At the DNA Technologies Laboratory at the National Research Council of Canada, scientists are using the Pippin size selection platform to improve the quality of their genome assemblies.

Andrew Sharpe, Research Officer and Group Leader of the Saskatoon-based laboratory, got his first Pippin Prep last year. He added a second Pippin Prep as well as the longer-fragment Blue Pippin to his arsenal earlier this year.

In Sharpe’s lab, which also serves as a core facility for NRC and other Canadian government agencies, assembly projects tend to focus on large plant and fungal genomes. His team relies on Illumina and 454 sequencing, often adopting a hybrid assembly approach to take advantage of both platforms.

“The majority of libraries going through are the shorter, standard pair-end libraries of 200 to 400 bases,” Sharpe says, noting that those libraries run on all three Pippin machines. Longer mate libraries — usually in the range of 3kb to 10 kb — are also a good fit for the Pippin, he adds.

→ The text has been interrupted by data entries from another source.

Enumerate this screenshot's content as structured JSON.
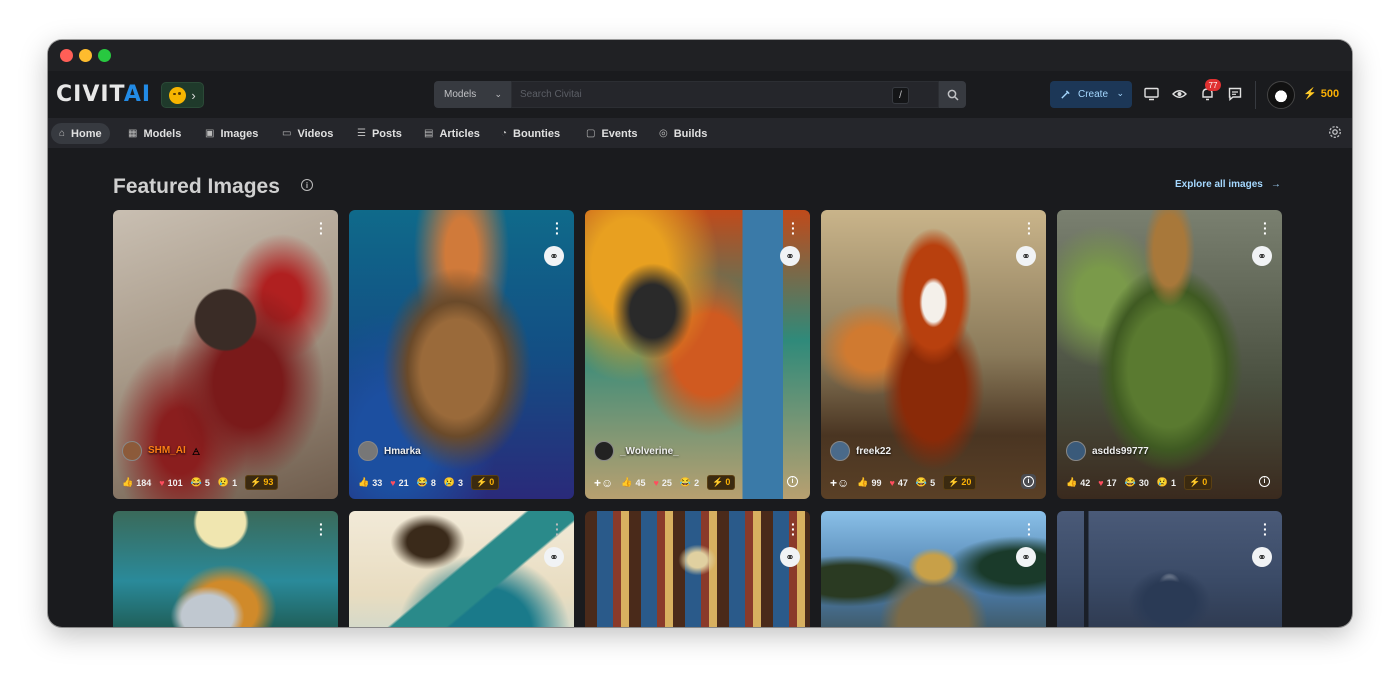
{
  "window": {
    "traffic_lights": [
      "close",
      "minimize",
      "maximize"
    ]
  },
  "header": {
    "logo_civit": "CIVIT",
    "logo_ai": "AI",
    "emoji_chevron": "›",
    "search_type": "Models",
    "search_placeholder": "Search Civitai",
    "search_shortcut": "/",
    "create_label": "Create",
    "notifications_count": "77",
    "buzz_amount": "500",
    "accent_color": "#228be6"
  },
  "nav": {
    "items": [
      {
        "label": "Home",
        "icon": "home-icon"
      },
      {
        "label": "Models",
        "icon": "grid-icon"
      },
      {
        "label": "Images",
        "icon": "photo-icon"
      },
      {
        "label": "Videos",
        "icon": "video-icon"
      },
      {
        "label": "Posts",
        "icon": "posts-icon"
      },
      {
        "label": "Articles",
        "icon": "article-icon"
      },
      {
        "label": "Bounties",
        "icon": "moneybag-icon"
      },
      {
        "label": "Events",
        "icon": "calendar-icon"
      },
      {
        "label": "Builds",
        "icon": "cpu-icon"
      }
    ]
  },
  "featured": {
    "title": "Featured Images",
    "explore_label": "Explore all images"
  },
  "cards": [
    {
      "user": "SHM_AI",
      "likes": "184",
      "hearts": "101",
      "laughs": "5",
      "cries": "1",
      "buzz": "93"
    },
    {
      "user": "Hmarka",
      "likes": "33",
      "hearts": "21",
      "laughs": "8",
      "cries": "3",
      "buzz": "0"
    },
    {
      "user": "_Wolverine_",
      "likes": "45",
      "hearts": "25",
      "laughs": "2",
      "cries": "",
      "buzz": "0"
    },
    {
      "user": "freek22",
      "likes": "99",
      "hearts": "47",
      "laughs": "5",
      "cries": "",
      "buzz": "20"
    },
    {
      "user": "asdds99777",
      "likes": "42",
      "hearts": "17",
      "laughs": "30",
      "cries": "1",
      "buzz": "0"
    }
  ]
}
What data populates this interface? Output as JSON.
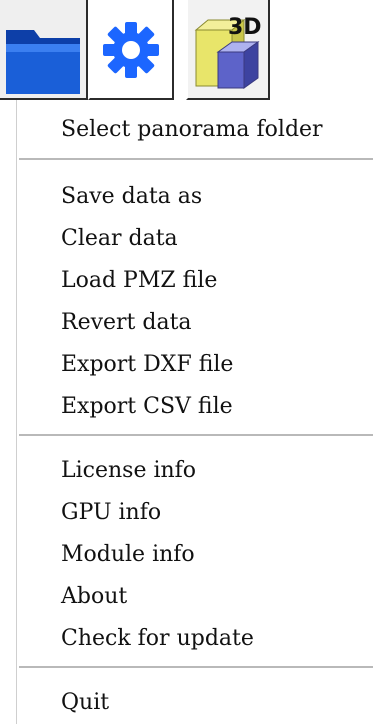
{
  "toolbar": {
    "buttons": [
      {
        "icon": "folder-icon"
      },
      {
        "icon": "gear-icon"
      },
      {
        "icon": "3d-view-icon",
        "badge": "3D"
      }
    ]
  },
  "menu": {
    "groups": [
      [
        "Select panorama folder"
      ],
      [
        "Save data as",
        "Clear data",
        "Load PMZ file",
        "Revert data",
        "Export DXF file",
        "Export CSV file"
      ],
      [
        "License info",
        "GPU info",
        "Module info",
        "About",
        "Check for update"
      ],
      [
        "Quit"
      ]
    ]
  },
  "colors": {
    "folder_blue": "#1a5fd8",
    "gear_blue": "#1c66ff",
    "cube_yellow": "#e8e56a",
    "cube_blue": "#5d63c9",
    "separator": "#b9b9b9"
  }
}
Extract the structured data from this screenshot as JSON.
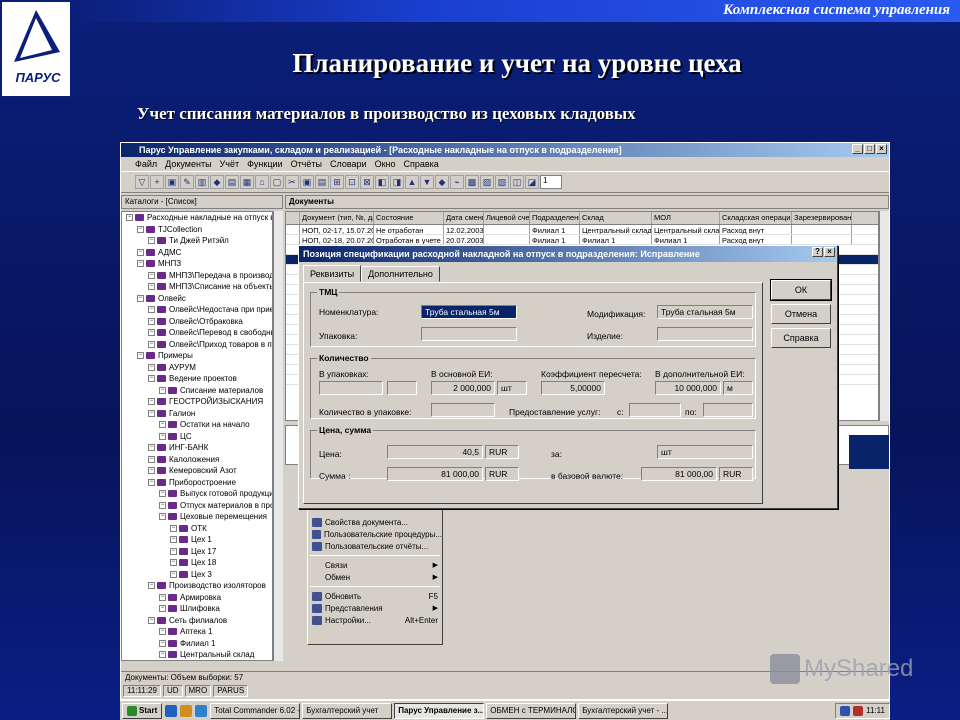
{
  "slide": {
    "brand_line": "Комплексная система управления",
    "logo_text": "ПАРУС",
    "title": "Планирование и учет на уровне цеха",
    "subtitle": "Учет списания материалов в производство из цеховых кладовых"
  },
  "app": {
    "title": "Парус Управление закупками, складом и реализацией - [Расходные накладные на отпуск в подразделения]",
    "menu": [
      "Файл",
      "Документы",
      "Учёт",
      "Функции",
      "Отчёты",
      "Словари",
      "Окно",
      "Справка"
    ],
    "toolbar_page": "1",
    "catalog_header": "Каталоги - [Список]",
    "documents_header": "Документы",
    "tree": [
      {
        "label": "Расходные накладные на отпуск в подра",
        "level": 0
      },
      {
        "label": "TJCollection",
        "level": 1
      },
      {
        "label": "Ти Джей Ритэйл",
        "level": 2
      },
      {
        "label": "АДМС",
        "level": 1
      },
      {
        "label": "МНПЗ",
        "level": 1
      },
      {
        "label": "МНПЗ\\Передача в производство",
        "level": 2
      },
      {
        "label": "МНПЗ\\Списание на объекты капст",
        "level": 2
      },
      {
        "label": "Олвейс",
        "level": 1
      },
      {
        "label": "Олвейс\\Недостача при приемке",
        "level": 2
      },
      {
        "label": "Олвейс\\Отбраковка",
        "level": 2
      },
      {
        "label": "Олвейс\\Перевод в свободный зап",
        "level": 2
      },
      {
        "label": "Олвейс\\Приход товаров в пути",
        "level": 2
      },
      {
        "label": "Примеры",
        "level": 1
      },
      {
        "label": "АУРУМ",
        "level": 2
      },
      {
        "label": "Ведение проектов",
        "level": 2
      },
      {
        "label": "Списание материалов",
        "level": 3
      },
      {
        "label": "ГЕОСТРОЙИЗЫСКАНИЯ",
        "level": 2
      },
      {
        "label": "Галион",
        "level": 2
      },
      {
        "label": "Остатки на начало",
        "level": 3
      },
      {
        "label": "ЦС",
        "level": 3
      },
      {
        "label": "ИНГ-БАНК",
        "level": 2
      },
      {
        "label": "Калоложения",
        "level": 2
      },
      {
        "label": "Кемеровский Азот",
        "level": 2
      },
      {
        "label": "Приборостроение",
        "level": 2
      },
      {
        "label": "Выпуск готовой продукции",
        "level": 3
      },
      {
        "label": "Отпуск материалов в произво",
        "level": 3
      },
      {
        "label": "Цеховые перемещения",
        "level": 3
      },
      {
        "label": "ОТК",
        "level": 4
      },
      {
        "label": "Цех 1",
        "level": 4
      },
      {
        "label": "Цех 17",
        "level": 4
      },
      {
        "label": "Цех 18",
        "level": 4
      },
      {
        "label": "Цех 3",
        "level": 4
      },
      {
        "label": "Производство изоляторов",
        "level": 2
      },
      {
        "label": "Армировка",
        "level": 3
      },
      {
        "label": "Шлифовка",
        "level": 3
      },
      {
        "label": "Сеть филиалов",
        "level": 2
      },
      {
        "label": "Аптека 1",
        "level": 3
      },
      {
        "label": "Филиал 1",
        "level": 3
      },
      {
        "label": "Центральный склад",
        "level": 3
      }
    ],
    "grid": {
      "columns": [
        "Документ (тип, №, дата)",
        "Состояние",
        "Дата смены",
        "Лицевой счет",
        "Подразделение",
        "Склад",
        "МОЛ",
        "Складская операция",
        "Зарезервирован"
      ],
      "rows": [
        [
          "НОП, 02-17, 15.07.2002",
          "Не отработан",
          "12.02.2003",
          "",
          "Филиал 1",
          "Центральный склад",
          "Центральный склад",
          "Расход внут",
          ""
        ],
        [
          "НОП, 02-18, 20.07.2002",
          "Отработан в учете",
          "20.07.2003",
          "",
          "Филиал 1",
          "Филиал 1",
          "Филиал 1",
          "Расход внут",
          ""
        ]
      ]
    },
    "status_text": "Документы: Объем выборки: 57",
    "status_cells": [
      "11:11:29",
      "UD",
      "MRO",
      "PARUS"
    ]
  },
  "context_menu": {
    "items": [
      {
        "label": "Свойства документа...",
        "shortcut": "",
        "submenu": false
      },
      {
        "label": "Пользовательские процедуры...",
        "shortcut": "",
        "submenu": false
      },
      {
        "label": "Пользовательские отчёты...",
        "shortcut": "",
        "submenu": false
      },
      {
        "label": "Связи",
        "shortcut": "",
        "submenu": true
      },
      {
        "label": "Обмен",
        "shortcut": "",
        "submenu": true
      },
      {
        "label": "Обновить",
        "shortcut": "F5",
        "submenu": false
      },
      {
        "label": "Представления",
        "shortcut": "",
        "submenu": true
      },
      {
        "label": "Настройки...",
        "shortcut": "Alt+Enter",
        "submenu": false
      }
    ]
  },
  "dialog": {
    "title": "Позиция спецификации расходной накладной на отпуск в подразделения: Исправление",
    "tabs": [
      "Реквизиты",
      "Дополнительно"
    ],
    "tmc": {
      "legend": "ТМЦ",
      "nomenclature_label": "Номенклатура:",
      "nomenclature_value": "Труба стальная 5м",
      "modification_label": "Модификация:",
      "modification_value": "Труба стальная 5м",
      "package_label": "Упаковка:",
      "product_label": "Изделие:"
    },
    "quantity": {
      "legend": "Количество",
      "in_packages_label": "В упаковках:",
      "main_unit_label": "В основной ЕИ:",
      "main_value": "2 000,000",
      "main_unit": "шт",
      "coef_label": "Коэффициент пересчета:",
      "coef_value": "5,00000",
      "extra_unit_label": "В дополнительной ЕИ:",
      "extra_value": "10 000,000",
      "extra_unit": "м",
      "qty_package_label": "Количество в упаковке:",
      "services_label": "Предоставление услуг:",
      "from_label": "с:",
      "to_label": "по:"
    },
    "price": {
      "legend": "Цена, сумма",
      "price_label": "Цена:",
      "price_value": "40,5",
      "price_cur": "RUR",
      "per_label": "за:",
      "per_value": "шт",
      "sum_label": "Сумма :",
      "sum_value": "81 000,00",
      "sum_cur": "RUR",
      "base_label": "в базовой валюте:",
      "base_value": "81 000,00",
      "base_cur": "RUR"
    },
    "buttons": {
      "ok": "ОК",
      "cancel": "Отмена",
      "help": "Справка"
    }
  },
  "taskbar": {
    "start": "Start",
    "tasks": [
      "Total Commander 6.02 - ...",
      "Бухгалтерский учет",
      "Парус Управление з...",
      "ОБМЕН с ТЕРМИНАЛОМ...",
      "Бухгалтерский учет - ..."
    ],
    "active_index": 2,
    "clock": "11:11"
  },
  "watermark": "MyShared",
  "colors": {
    "slide_bg": "#0b1f7a",
    "titlebar": "#0a246a",
    "window": "#d4d0c8"
  }
}
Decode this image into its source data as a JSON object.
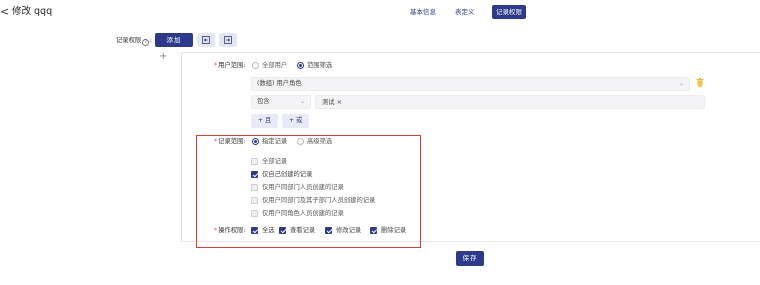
{
  "header": {
    "back_glyph": "<",
    "title": "修改 qqq",
    "tabs": [
      {
        "label": "基本信息",
        "active": false
      },
      {
        "label": "表定义",
        "active": false
      },
      {
        "label": "记录权限",
        "active": true
      }
    ]
  },
  "permission_bar": {
    "label": "记录权限",
    "help_glyph": "?",
    "add_label": "添加"
  },
  "rule": {
    "plus_glyph": "+",
    "user_scope": {
      "label": "用户范围:",
      "options": [
        {
          "label": "全部用户",
          "selected": false
        },
        {
          "label": "范围筛选",
          "selected": true
        }
      ],
      "field_select": "(数组) 用户角色",
      "operator_select": "包含",
      "tag_value": "测试 ×",
      "and_label": "+ 且",
      "or_label": "+ 或"
    },
    "record_scope": {
      "label": "记录范围:",
      "options": [
        {
          "label": "指定记录",
          "selected": true
        },
        {
          "label": "高级筛选",
          "selected": false
        }
      ],
      "checkboxes": [
        {
          "label": "全部记录",
          "checked": false
        },
        {
          "label": "仅自己创建的记录",
          "checked": true
        },
        {
          "label": "仅用户同部门人员创建的记录",
          "checked": false
        },
        {
          "label": "仅用户同部门及其子部门人员创建的记录",
          "checked": false
        },
        {
          "label": "仅用户同角色人员创建的记录",
          "checked": false
        }
      ]
    },
    "operations": {
      "label": "操作权限:",
      "items": [
        {
          "label": "全选",
          "checked": true
        },
        {
          "label": "查看记录",
          "checked": true
        },
        {
          "label": "修改记录",
          "checked": true
        },
        {
          "label": "删除记录",
          "checked": true
        }
      ]
    }
  },
  "footer": {
    "save_label": "保存"
  },
  "colors": {
    "primary": "#2d3a8c",
    "highlight": "#e23b3b",
    "required": "#e24a4a"
  }
}
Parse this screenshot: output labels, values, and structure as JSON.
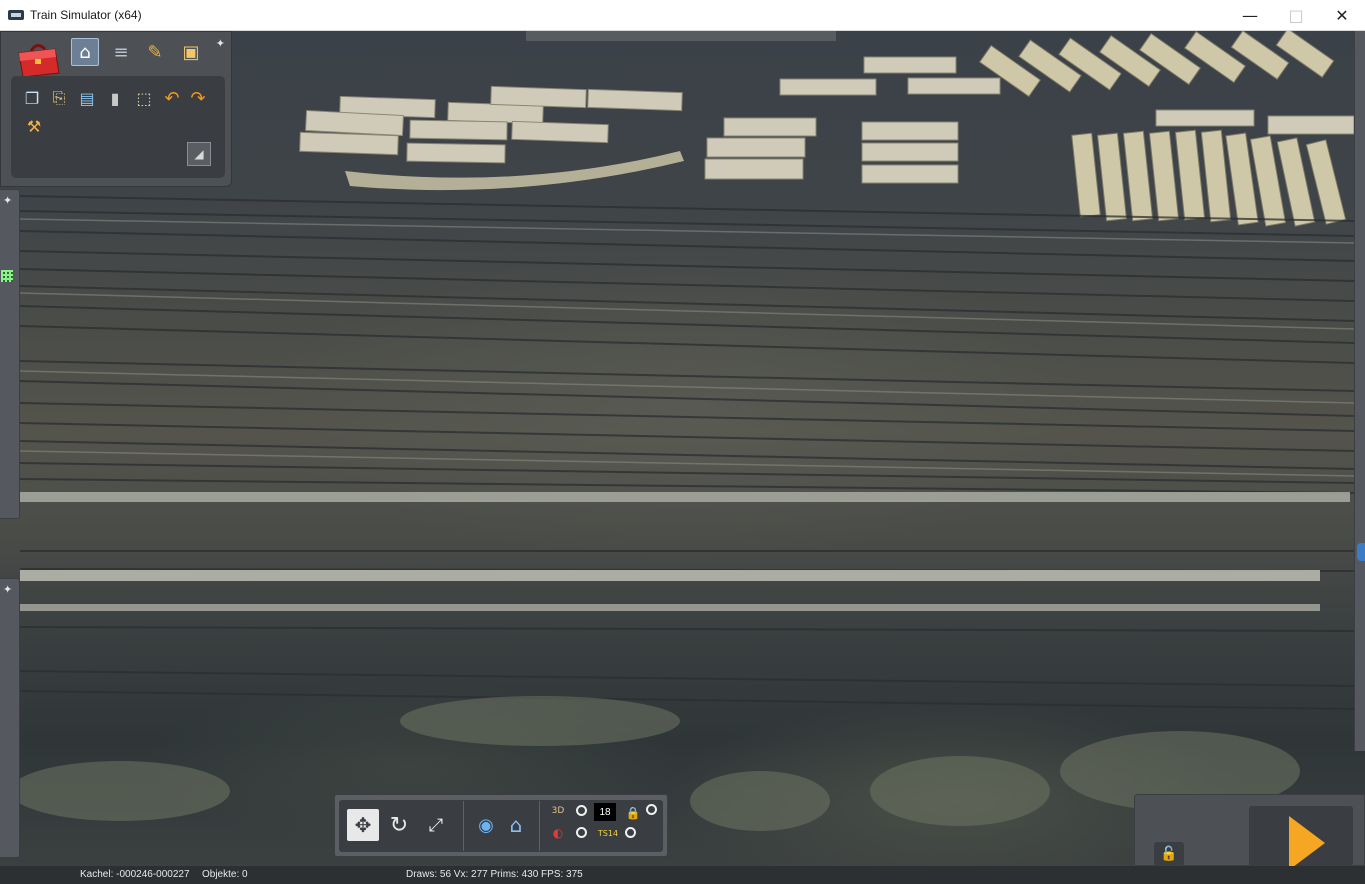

Sharpe and his colleagues use the Pippin platform to create multiple pair-end libraries for the same sample — constructing, for instance, three libraries with 200-base, 300-base, and 400-base inserts — and then assemble all of those sequences together, often using SOAPdenovo. “If you assemble one of the libraries, then you’ll end up with an assembly. But if you assemble all three together using three different lengths, you get quite a bit better product,” Sharpe says. “The nice thing with the Pippin Prep is being able to easily get those discrete size ranges.”

Before Sharpe had the Pippin, his team spent a lot of time on manual gel extractions. “Having the Pippin makes things quite a lot more efficient on the labor side,” he says. Now he’s looking to the Blue Pippin to take over for the field inversion gel electrophoresis his team runs for making larger 454 mate libraries. “The Blue Pippin offers the prospect of actually speeding up that process and hopefully getting away with less amounts of DNA,” Sharpe says. “You normally need a lot of DNA to operate on the standard FIGE gel, but with the Blue Pippin we should be able to get away with less.”